Das Repertoire in ihrer „Werkstatt“ hat die Bad Segebergerin über Jahre gesammelt. 2005 hörte sie zum ersten Mal vom Encouraging-Training und war fasziniert von dem positiven Ansatz. Drei Jahre Trainerausbildung am Adler-Dreikurs-Institut folgten. Dort wird auf Basis der Individualpsychologie Alfred Adlers gearbeitet. Diese geht aus von einem optimistischen Menschenbild. Das bedeutet:

Menschen sind sozial, im Kern gut, sie handeln unvollkommen, und sie können Entscheidungen treffen. Also zum Beispiel auch für eine bewusste Lebensgestaltung. „Das ist Alltagspsychologie. Jeder kann sich fragen, was er heute tun kann, um etwas zu verbessern“, erklärt sie. Seit 2008 bietet die 49-Jährige Tagesseminare an, Trainings für Erzieher und in Selbsthilfegruppen, manchmal für Einzelpersonen. Es sind zumeist Frauen, die kommen. Die sich in der Lebensmitte fragen, was noch mehr zu ihnen passt, mehr Erfüllung bringt, außer das Vertraute. Aber es sind auch Menschen im Rentenalter, die soziale Kontakte vermissen und ihr Leben sinnvoll gestalten wollen.

Anerkennung tut gut, diese Rechnung ist im Grunde ganz einfach. Sich und andere aufzubauen, heißt Stärken wahrnehmen und äußern, fehlerfreundlich agieren, aber auch etwas riskieren und so die Lebensqualität zu verbessern.
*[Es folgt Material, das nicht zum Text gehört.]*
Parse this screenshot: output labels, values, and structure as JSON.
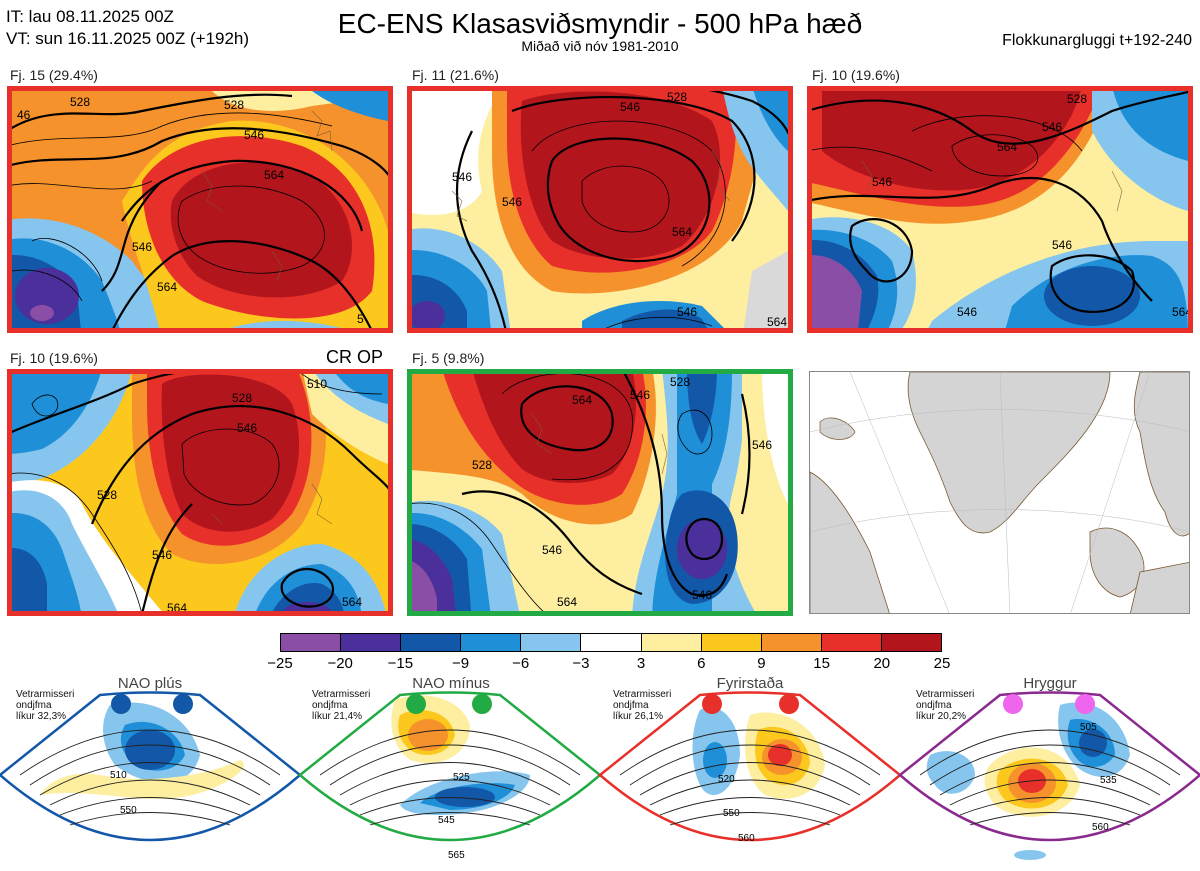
{
  "header": {
    "it_line": "IT: lau 08.11.2025 00Z",
    "vt_line": "VT: sun 16.11.2025 00Z  (+192h)",
    "title": "EC-ENS Klasasviðsmyndir - 500 hPa hæð",
    "subtitle": "Miðað við nóv 1981-2010",
    "window": "Flokkunargluggi t+192-240"
  },
  "panels": [
    {
      "label": "Fj. 15 (29.4%)",
      "contours": [
        "46",
        "528",
        "528",
        "546",
        "564",
        "546",
        "564",
        "5"
      ]
    },
    {
      "label": "Fj. 11 (21.6%)",
      "contours": [
        "528",
        "546",
        "546",
        "546",
        "564",
        "546",
        "564"
      ]
    },
    {
      "label": "Fj. 10 (19.6%)",
      "contours": [
        "546",
        "564",
        "546",
        "546",
        "546",
        "564",
        "528"
      ]
    },
    {
      "label": "Fj. 10 (19.6%)",
      "extra": "CR OP",
      "contours": [
        "528",
        "528",
        "546",
        "546",
        "564",
        "510",
        "564"
      ]
    },
    {
      "label": "Fj. 5 (9.8%)",
      "contours": [
        "564",
        "546",
        "528",
        "546",
        "564",
        "546",
        "546",
        "528"
      ]
    }
  ],
  "colorbar": {
    "colors": [
      "#8b4ea6",
      "#4b2f9a",
      "#1357a8",
      "#1f8fd8",
      "#86c6ee",
      "#ffffff",
      "#fdeea0",
      "#fcc81e",
      "#f5922c",
      "#e8302a",
      "#b3151c"
    ],
    "labels": [
      "−25",
      "−20",
      "−15",
      "−9",
      "−6",
      "−3",
      "3",
      "6",
      "9",
      "15",
      "20",
      "25"
    ]
  },
  "regimes": [
    {
      "title": "NAO plús",
      "text": [
        "Vetrarmisseri",
        "ondjfma",
        "líkur 32,3%"
      ],
      "color": "#1357a8",
      "contours": [
        "510",
        "550"
      ]
    },
    {
      "title": "NAO mínus",
      "text": [
        "Vetrarmisseri",
        "ondjfma",
        "líkur 21,4%"
      ],
      "color": "#22aa44",
      "contours": [
        "525",
        "545",
        "565"
      ]
    },
    {
      "title": "Fyrirstaða",
      "text": [
        "Vetrarmisseri",
        "ondjfma",
        "líkur 26,1%"
      ],
      "color": "#e8302a",
      "contours": [
        "520",
        "550",
        "560"
      ]
    },
    {
      "title": "Hryggur",
      "text": [
        "Vetrarmisseri",
        "ondjfma",
        "líkur 20,2%"
      ],
      "color": "#ee66ee",
      "contours": [
        "505",
        "535",
        "560"
      ]
    }
  ]
}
Es heiße aber nicht, eine rosarote Brille aufzusetzen, mahnt die Trainerin. Sie vergleicht Ermutigung mit Dünger im Lebensgarten: Menschen sind wie Pflanzen darin, die mit ein bisschen Unterstützung leichter wachsen und gedeihen. „Sie sind nicht gefeit vor Gewittern und Hagelschauern, aber sie erholen sich leichter.“ Ermutigung heißt auch Grenzen setzen, notfalls Kontakte zu minimieren, wenn sie Energieräuber sind. Oder Ausgleiche schaffen.
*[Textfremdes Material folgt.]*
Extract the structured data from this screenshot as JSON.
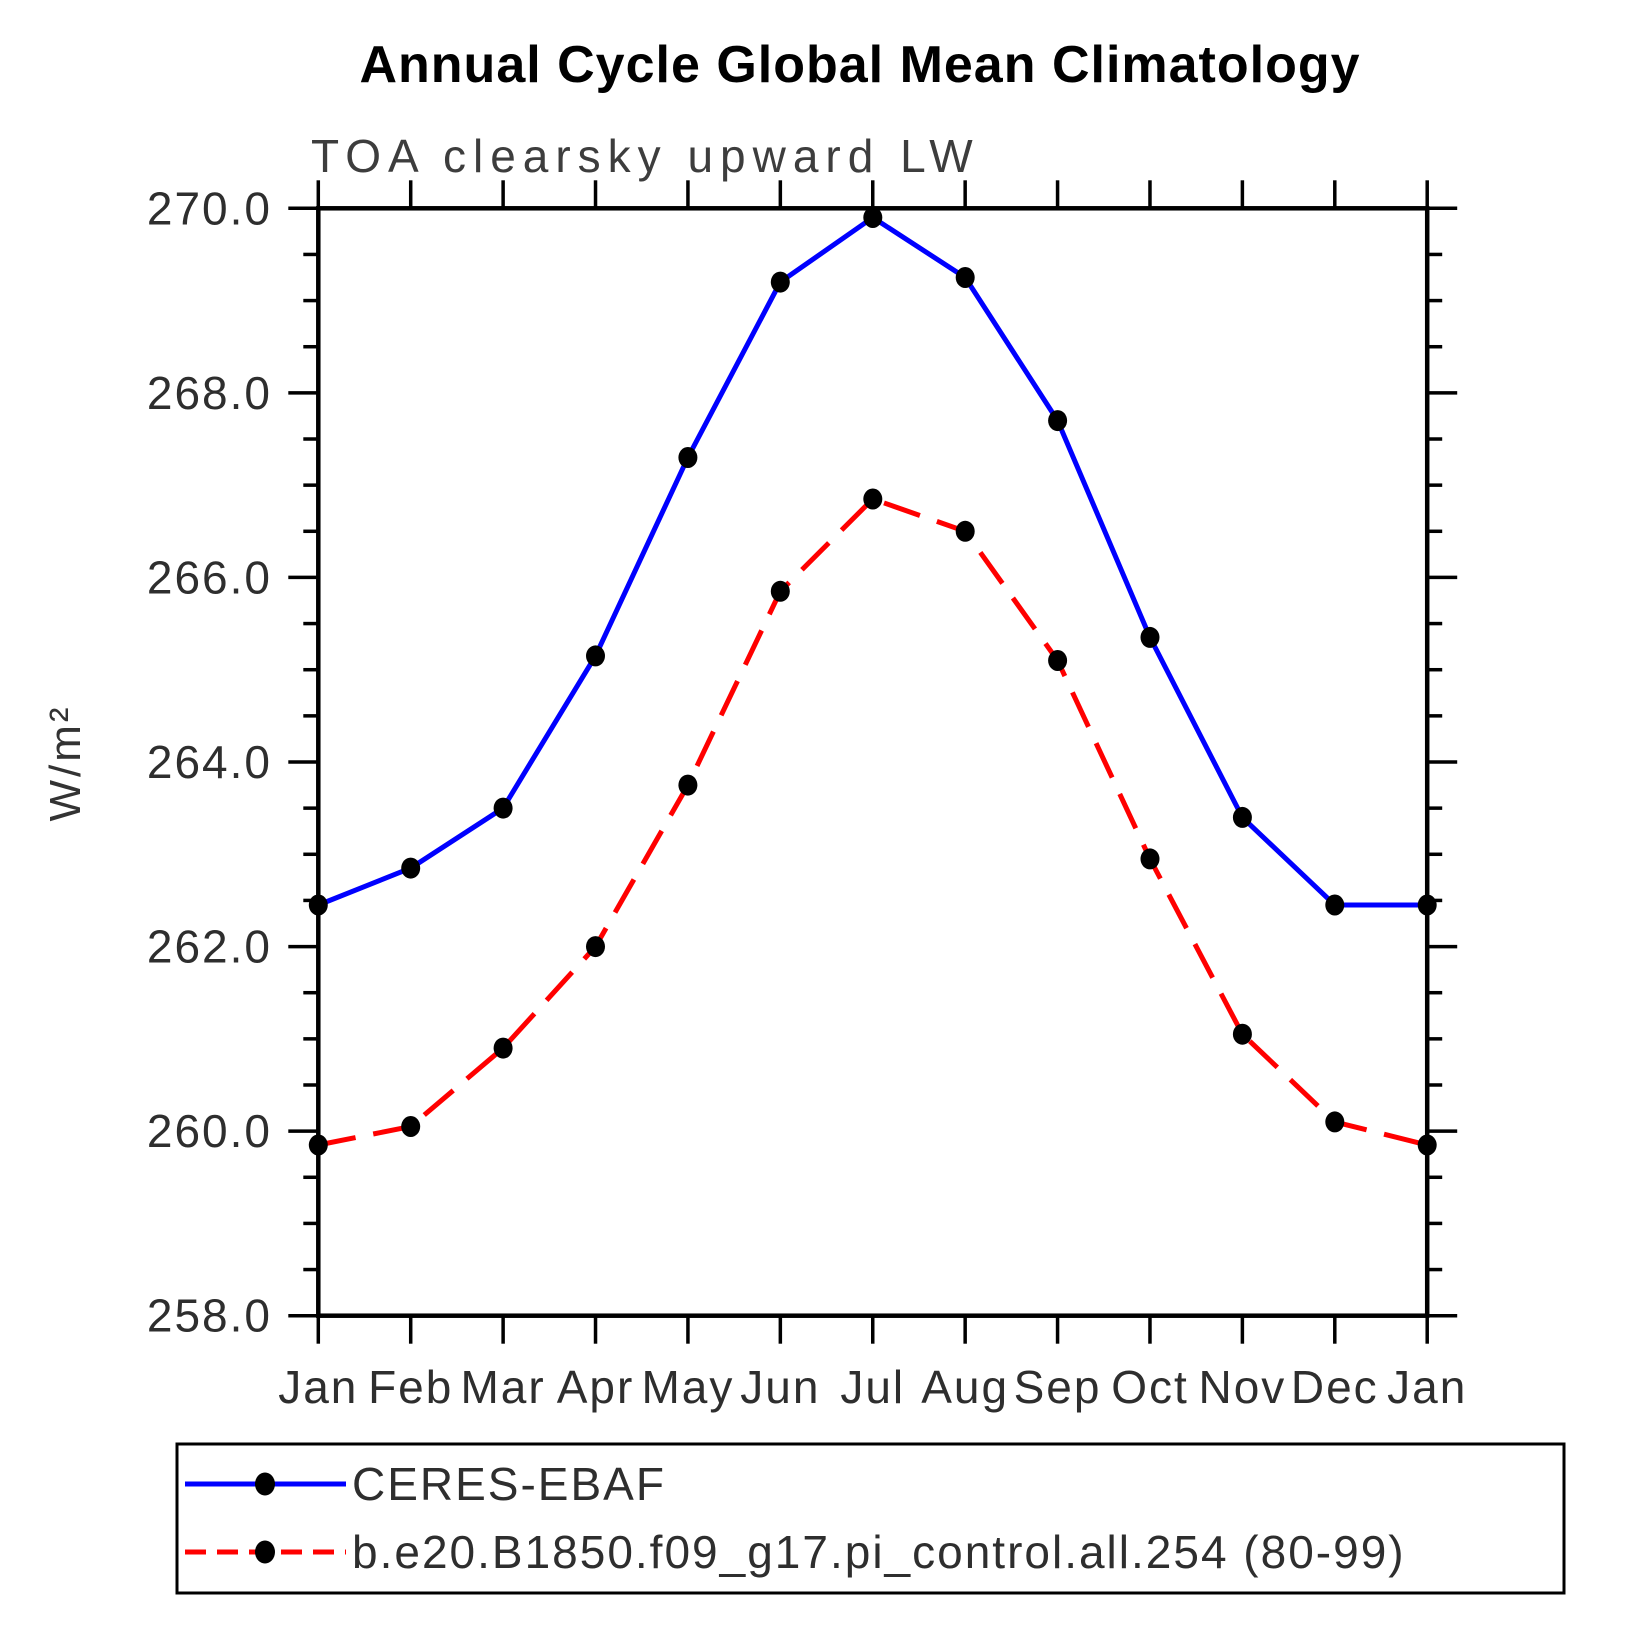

Andere aufbauen, ist das auf Dauer nicht anstrengend? „Jein. Anstrengend ist es, wenn Menschen nicht offen dafür sind. Es ist wie in allen gebenden Berufen: Auch ich brauche ein gutes Umfeld, regelmäßige Empathiepartnerschaften“, erklärt Maren Müller. Doch wer am Guten wachsen will, der gehe beschwingter durchs Leben. „Es ist so kostbar. Man sollte keine Jahre vergeuden und sich Kleinigkeiten bewusst machen. Das kann einen Unterschied machen. Ich möchte das konstruktive Miteinander bereichern, denn das kann kein Geld dieser Welt ersetzen.“

Am Montag startet das Training

Am morgigen Montag,

6. November, startet ein Ermutigungstraining über sechs Abende an der Familienbildungsstätte Bad Segeberg, um 19.30 Uhr; Kosten: 48 Euro. Am Sonnabend, 11. November; gibt es ein Tagesseminar „Achtsamkeit und Selbstfürsorge“ an der FBS Bad Segeberg. Gedacht ist es für Menschen, die im Umgang mit Stress gelassener werden und etwas für ihre Gesundheit tun möchten.

Es läuft von 10 bis 17 Uhr, Kosten: 33 Euro.

Anmeldung jeweils unter der Telefonnummer: 04551/9636445.

Maren Müller ist Ergotherapeutin seit 1991 und hat diverse fachliche Fortbildungen absolviert, neben Encouraging-Trainerin ist sie unter anderem Focusing-Beraterin und Encouraging-Trainerin für Arbeit und Beruf; und hat sich mit verschiedenen Entspannungstechniken befasst.